Açıklamanın tamamı şöyle:

“1007. haftamızda 30 yıl önce Batman’da Hizbullah tarafından evlerinden alınarak kaybedilen baba-oğulun akıbetlerini sormak için buluştuk. 90’lı yıllarda Batman, Hizbullah’ın üssü konumundaydı. Örgüt, Batman Silvan-Diyarbakır üçgeninde binlerce cinayet ve zorla kaybetmeden sorumlu tutuluyordu. Ancak Hizbullah bu suçları işlerken Türkiye Büyük Millet Meclisi (TBMM) Faili Meçhul Cinayetleri Araştırma Komisyonu raporunda da anlatıldığı gibi, güvenlik ve idari bürokrasinin kollaması, desteği, göz yumması ve yol vermesine işaret eden bir biçimde hiçbir engelle karşılaşmıyordu. 

EVE MASKELİ VE SİLAHLI 4 KİŞİ GELDİ

Devlet şiddetinin sınır tanımadığı 90’lı yıllarda, kayıp yakınlarının Galatasaray’da, Diyarbakır Koşuyolu’nda, Batman Gülistan Caddesi’nde fotoğraflarını taşıdığı çok sayıda insan Hizbullah tarafından kaçırılarak kaybedildi. İbrahim Çelik ve oğlu Edip Çelik de bu insanlardandı. 50 yaşındaki 9 çocuk babası İbrahim Çelik, Batman’ın Soğuksu Mezrası’nda yaşıyor ve tarımla uğraşıyordu. İbrahim Çelik’in evine 10 Temmuz 1994 gecesi maskeli ve silahlı dört kişi geldi. Bu kişiler yer gösterme bahanesiyle İbrahim Çelik’i zorla yanlarında götürdü. Durumdan şüphelenen 19 yaşındaki Edip Çelik de babasını yalnız bırakmamak için peşlerinden gitti.

“ONLARI KAYBEDENLER CEZASIZLIKLA KORUNDU”

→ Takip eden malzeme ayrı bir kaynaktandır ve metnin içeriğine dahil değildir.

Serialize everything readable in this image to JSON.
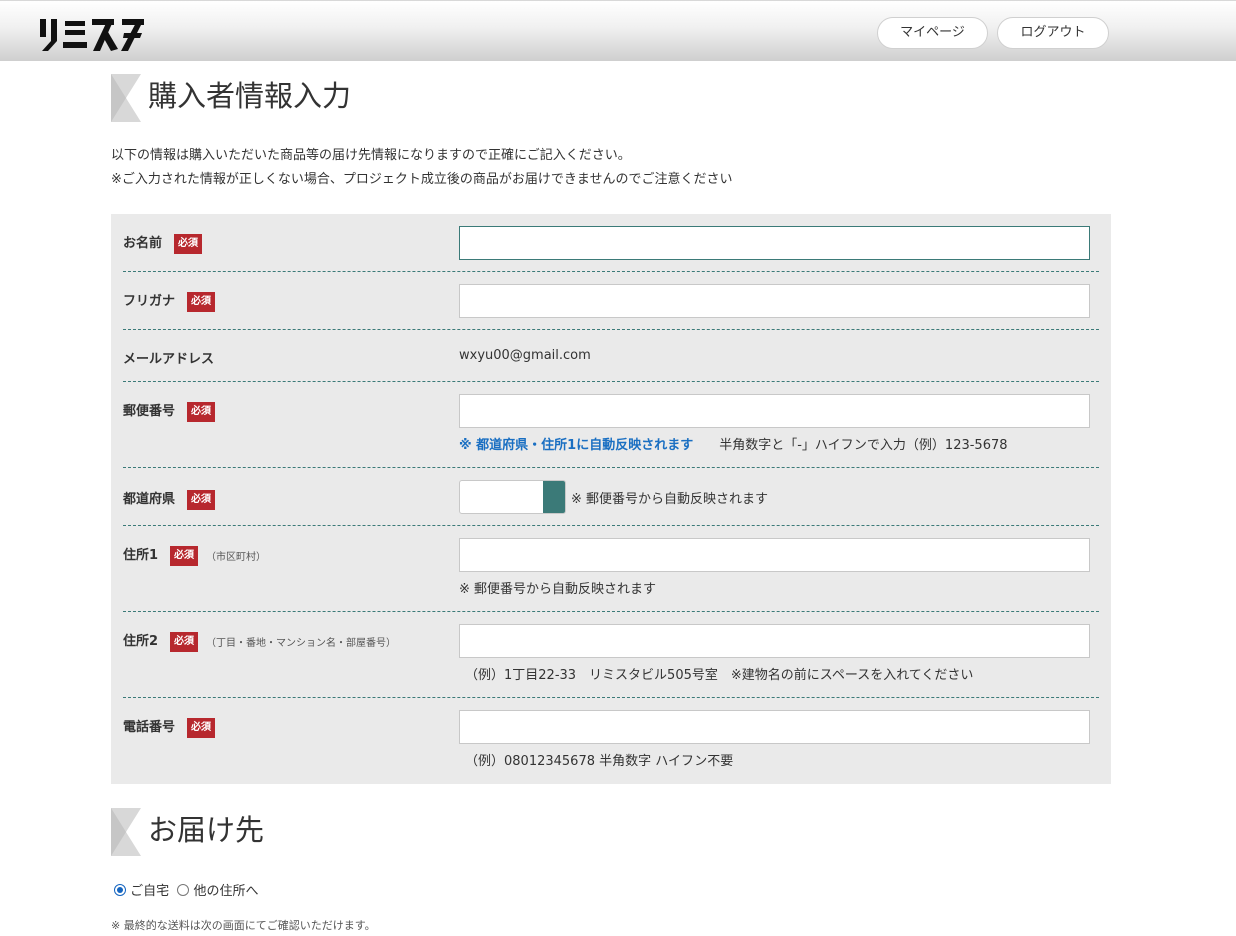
{
  "header": {
    "logo_text": "リミスタ",
    "mypage_label": "マイページ",
    "logout_label": "ログアウト"
  },
  "section1": {
    "title": "購入者情報入力",
    "intro_line1": "以下の情報は購入いただいた商品等の届け先情報になりますので正確にご記入ください。",
    "intro_line2": "※ご入力された情報が正しくない場合、プロジェクト成立後の商品がお届けできませんのでご注意ください"
  },
  "form": {
    "required_badge": "必須",
    "name": {
      "label": "お名前",
      "value": ""
    },
    "furigana": {
      "label": "フリガナ",
      "value": ""
    },
    "email": {
      "label": "メールアドレス",
      "value": "wxyu00@gmail.com"
    },
    "postal": {
      "label": "郵便番号",
      "value": "",
      "hint_blue": "※ 都道府県・住所1に自動反映されます",
      "hint_plain": "半角数字と「-」ハイフンで入力（例）123-5678"
    },
    "prefecture": {
      "label": "都道府県",
      "selected": "",
      "hint": "※ 郵便番号から自動反映されます"
    },
    "address1": {
      "label": "住所1",
      "note": "（市区町村）",
      "value": "",
      "hint": "※ 郵便番号から自動反映されます"
    },
    "address2": {
      "label": "住所2",
      "note": "（丁目・番地・マンション名・部屋番号）",
      "value": "",
      "hint": "（例）1丁目22-33　リミスタビル505号室　※建物名の前にスペースを入れてください"
    },
    "phone": {
      "label": "電話番号",
      "value": "",
      "hint": "（例）08012345678 半角数字 ハイフン不要"
    }
  },
  "section2": {
    "title": "お届け先",
    "option_home": "ご自宅",
    "option_other": "他の住所へ",
    "selected_option": "ご自宅",
    "note": "※ 最終的な送料は次の画面にてご確認いただけます。"
  }
}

Baba-oğul eve dönmeyince endişelenen aile Jandarma’ya ve Emniyet’e başvurdu. Aile daha sonra olayla ilgili Hizbullahçıların isimlerini vererek savcılığa suç duyurusunda bulundu. Ancak ailenin bütün başvuruları sonuçsuz kaldı; İbrahim Çelik ve Edip Çelik’ten bir daha haber alınamadı. Merese Çelik’in, oğlunun ve eşinin bulunması için yaptığı başvurular ile ilgili etkin bir araştırma ve soruşturma yürütülmedi. 30 yıldır karanlıkta bırakıldı, onları kaybedenler cezasızlıkla korundu. 1007. haftamızda bir kez daha siyasi ve adli makamlara sesleniyoruz: Zamanaşımı hükümlerini gözaltında kaybetme suçunu cezasız bırakmanın bir aracı olarak kullanmaya son verin. Kayıp yakınlarının hakikat ve adalet arayışını engellemekten vazgeçin. İbrahim Çelik ve Edip Çelik’in akıbetlerini  açığa çıkaracak etkinlikte soruşturma-kovuşturma yapma ve failleri cezalandırma yükümlülüğünüzü yerine getirin. Kaç yıl geçerse geçsin İbrahim Çelik ve Edip Çelik için, tüm kayıplarımız için adalet istemekten, devletin evrensel hukuk normları içinde hareket etmek zorunda olduğunu hatırlatmaktan vazgeçmeyeceğiz.”